01.12.2017, 14:00 - 14:45 | SR9

Prof. Dr. Matthias KASCHUBE (Goethe Universität Frankfurt, Deutschland):

"Reading the neural code off the body of a freely behaving animal"

Währinger Straße 29, 1090 Wien, SR9

Abstract

Reading the neural code off the body of a freely behaving animal

Brain circuits produce rich patterns of electrical activity, which are thought to underlie phenomena such as perception, behavior and reasoning. Deciphering neural population activity is arguably one of the most important tasks of neuroscience. In this talk, I present an overview over our research efforts towards this goal and describe the challenges associated with the acquisition, processing and modeling of live imaging data.
Specifically, I focus on my recent work on cuttlefish (sepia), which was conducted in collaboration with neurobiologist Gilles Laurent. The skin patterns that cuttlefish use for camouflage offer a unique opportunity to obtain an almost complete readout of a hierarchical network of motor control and to study a complex adaptive sensory-motor transformation. The body-wide skin patterns are the direct expression of a neural control over the expansion and contraction of hundreds of thousands of pigment-filled cells known as chromatophores.
To analyze this system, my group has developed a multi-level video analysis pipeline to track a large fraction of chromatophores simultaneously over a month, using high temporal resolution. Based on the correlated expansion and contraction of chromatophores, we have started to infer the hierarchical motor network controlling the skin patterns that span five orders of magnitude, from individual cells to the entire body.

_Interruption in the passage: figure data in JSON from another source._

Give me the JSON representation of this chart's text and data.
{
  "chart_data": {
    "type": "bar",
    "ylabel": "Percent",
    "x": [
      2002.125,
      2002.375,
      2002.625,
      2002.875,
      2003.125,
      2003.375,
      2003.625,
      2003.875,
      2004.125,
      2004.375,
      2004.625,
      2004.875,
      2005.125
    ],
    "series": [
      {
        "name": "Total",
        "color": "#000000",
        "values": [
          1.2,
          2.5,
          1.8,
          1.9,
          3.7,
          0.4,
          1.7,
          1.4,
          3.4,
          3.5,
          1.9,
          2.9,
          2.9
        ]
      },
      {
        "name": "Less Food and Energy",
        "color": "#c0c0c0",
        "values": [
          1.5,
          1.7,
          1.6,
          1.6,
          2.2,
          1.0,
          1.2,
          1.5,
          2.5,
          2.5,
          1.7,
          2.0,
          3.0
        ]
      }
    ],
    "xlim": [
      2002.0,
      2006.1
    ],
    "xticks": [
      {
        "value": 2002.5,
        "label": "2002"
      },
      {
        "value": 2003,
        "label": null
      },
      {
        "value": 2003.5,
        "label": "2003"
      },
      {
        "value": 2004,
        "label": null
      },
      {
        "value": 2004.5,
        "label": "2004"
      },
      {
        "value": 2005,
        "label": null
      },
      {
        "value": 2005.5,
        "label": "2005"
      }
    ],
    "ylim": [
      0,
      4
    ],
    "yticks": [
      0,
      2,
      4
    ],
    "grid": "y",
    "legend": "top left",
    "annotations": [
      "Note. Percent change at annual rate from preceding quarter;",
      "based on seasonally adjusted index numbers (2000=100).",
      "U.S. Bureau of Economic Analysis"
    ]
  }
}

This work sets the stage for modeling the complete input-output transform that underlies camouflage in cuttlefish, from the visual perception of textures in the environment to their reproduction on the body surface.

Bio

Professor Kaschube is Professor (W2) and Vice-Dean at the Faculty of Computer Science and Mathematics, Goethe University, and Fellow, Frankfurt Institute for Advanced Studies.
After obtaining his "Dr. rer. nat." (PhD) degree in Theoretical Physics, Georg-August-University, Go?ttingen he went to be a Bernstein Fellow at Bernstein Center for Computational Neuroscience, and Research Associate, Max Planck Institute for Dynamics and Self- Organization Go?ttingen (2006) an from 2006-2011 a Lewis-Sigler Theory Fellow at Lewis-Sigler Institute for Integrative Genomics, and Lecturer at the Department of Physics, Princeton University.